こっちへ来たときは1年でペラペラになるって言ってましたね。「絶対に無理だ」って言われて、実際1か月ぐらいで挫折しました。あ、これ無理だなって(笑)。ただ、言葉ってあってないようなものだと私は思っているんです。怒ったときは日本語のほうが伝わるっていうじゃないですか。それにわかんないと言えばわかるように言ってくれますから。もちろん面倒臭がってそれ以上話しそうとしない人もいますけど、生活していれば自然に覚えますよ。こっちでできた友達から若者の使う言葉を教えてもらったりしていますけど、英語の面で一番影響が大きいのはキャディだと思います。
昨年キャディオブザイヤーに輝いたミック・シーボン氏ですね。英国人が先生っていうことは宮里さんはイギリス英語?
いやいや、イギリス英語はカッコいいし、私もそうなりたかたんですけど、なれませんでした。いまでもブリティッシュアクセントは品良く聞こえるので羨ましいですね。
食事はどうしているんですか?
ツアーに出ると外食ばかりなので、自宅にいるときは自炊です。和食中心で、魚を焼いたり煮物も多いかな。洋食だとスープとか、簡単に作れるものですね。
自宅にいる時間は本当に普通の一人暮らしなんですね。日本だと街を歩いていても大騒ぎになってしまうと思うんですが、アメリカではどうですか?

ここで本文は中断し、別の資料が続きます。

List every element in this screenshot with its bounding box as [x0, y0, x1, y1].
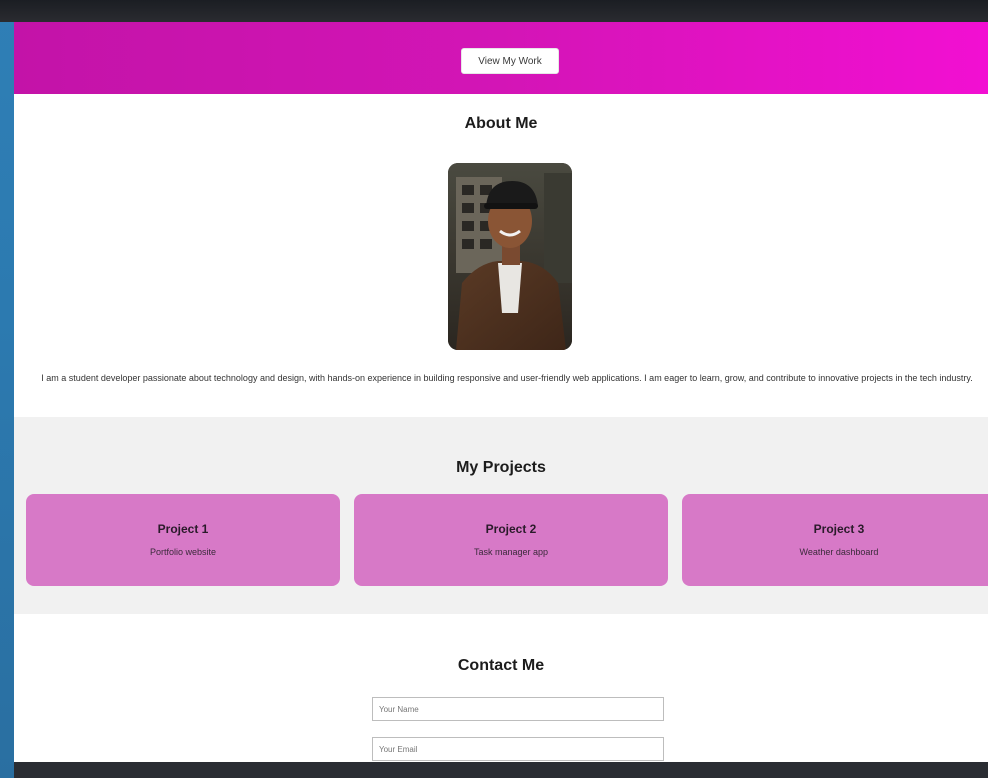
project-description: Task manager app	[473, 547, 549, 557]
projects-title: My Projects	[456, 459, 546, 476]
contact-title: Contact Me	[457, 657, 545, 674]
profile-photo	[448, 163, 572, 350]
project-title: Project 2	[485, 522, 537, 536]
projects-section: My Projects Project 1 Portfolio website …	[14, 417, 988, 614]
about-description: I am a student developer passionate abou…	[41, 373, 973, 383]
view-my-work-button[interactable]: View My Work	[461, 48, 559, 74]
about-title: About Me	[464, 115, 538, 132]
screen-frame-top	[0, 0, 988, 22]
project-description: Portfolio website	[149, 547, 217, 557]
screen-frame-left	[0, 0, 14, 778]
contact-section: Contact Me	[14, 614, 988, 762]
screen-frame-bottom	[14, 762, 988, 778]
portfolio-page: View My Work About Me I am a student dev…	[14, 22, 988, 762]
project-description: Weather dashboard	[799, 547, 879, 557]
hero-banner: View My Work	[14, 22, 988, 94]
email-field[interactable]	[372, 737, 664, 761]
project-title: Project 1	[157, 522, 209, 536]
project-card-3[interactable]: Project 3 Weather dashboard	[682, 494, 988, 586]
about-section: About Me I am a student developer passio…	[14, 94, 988, 417]
project-card-2[interactable]: Project 2 Task manager app	[354, 494, 668, 586]
project-card-1[interactable]: Project 1 Portfolio website	[26, 494, 340, 586]
project-title: Project 3	[813, 522, 865, 536]
name-field[interactable]	[372, 697, 664, 721]
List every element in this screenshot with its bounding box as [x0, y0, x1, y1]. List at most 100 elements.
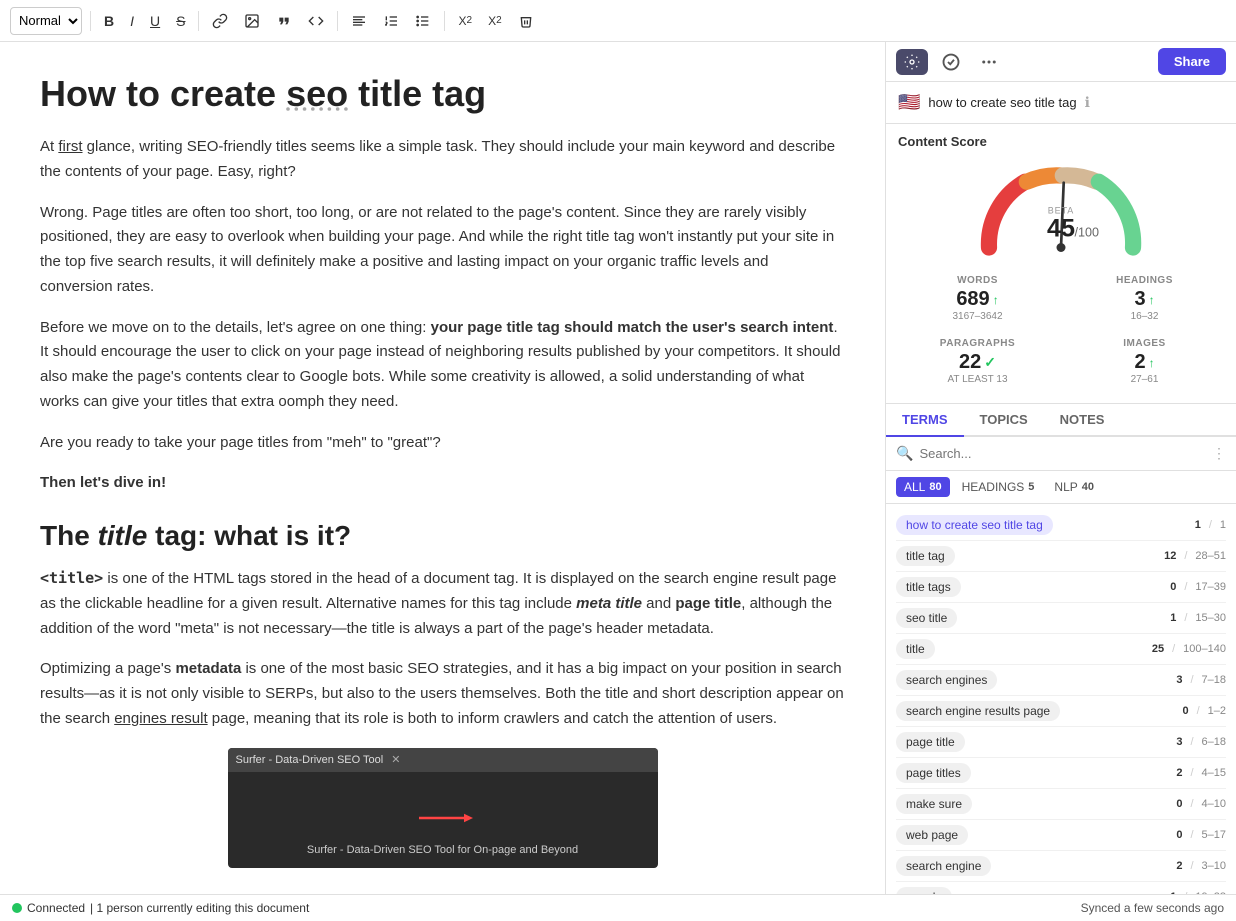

全然です。こっちだと「どこの中学生だ」とか思われていますから(笑)。ゴルフ場だとわかる人にはわかりますけど、街では全然ないですね。LPGAを追いかけているゴルフファンの方から「あ~宮里だよね」というのがたま~にありますけど、あったら逆に凄いなという感じです。私を知っているなんてかなりマニアックですから。
暮らしやすさはそのへんにもありそうですね。
日本はスポーツ選手が有名人のジャンルに入る感じですよね。こっちは「アスリート」という別のとらえ方をされるんだと思います。日本ではテレビ出演すると有名人として注目されることがあるのですが、アメリカではそういうのがないですね。「あ、ツアー出てたよね、頑張ってね」みたいな反応です。それに比べて日本だと「うわぁ~宮里だ!」みたいな。それにうまく対応できないときがありましたね。
宮里プロにもそんな時期があったんですか。
20歳ぐらいのときに、自分の中で「宮里藍」というものをどういうふうにしていいのか、というのが一時期ありました。けっこうあからさまに嫌な顔したりとか…。そのときはうちの父にめっちゃ怒られましたね。おまえはとにかく勘違いしている。そんなんだったらゴルフやめちまえ!って。当時は素直に聞けなくて反抗してましたね。この状況はなってみないとわからないって。「そういうけど、じゃあ同じ生活してみてよ!」ってそんな風に思っていました。
有名であるがゆえの悩みですね。
そのときは父には一生理解してもらえないと思っていましたね。今考えると、そういうふうにしか自分を守る術がなかったんだと思います。18歳ぐらいでプロになって、いろんな大人が急に周りに来て、あれ~、みたいな。とにかく世界が急に変わったんですよ。私は変わっていないんですけど、周りが変わった、みたいな印象がありましたね。
環境の変化に順応できなかった?
難しく考える必要はないんですけど…若かったんでしょうね。なにしろ制服着てテレビ出てましたから(笑)。最初の頃は「自分」でいることに抵抗はなかったんですけど、そのうちに求められているものにならなきゃ、っていうようなのが出てきて、それがしんどかったんでしょうね。「自分らしくいられない」っていうのが嫌だったんだと思います。いまはそういうのは全然なくて、ゴルフしてても、オフの時間であっても、お仕事しているときでも自分は自分です。声をかけられたら凄くうれしいし、やっぱり、応援してくれる方というのはすごく大事ですね。
話を聞いていると、お父さんの存在は大きいですね。
父は一歩引いて見ることができる人だし、すぐズバッと言ってくれるのでありがたいですね。「何を~!」と思うときもあるんですけど、素直に褒めてくれるときもあって、いずれにせよ、身内がいってくれると良くても悪くても一番響きます。もうけっこう先輩のほうだし、上に行けば行くほど、言ってくれる人がいなくなるじゃないですか。それは自分としても避けたい状況なので、いまでも周りの人には「もし変なことをやったら言ってくださいね」ってお願いしてるんです。特にいま女子ゴルフ界は若い子が多くて、一緒に回っていても私が年上っていうのが普通ですから。そうなると余計に言ってくれる人は貴重です。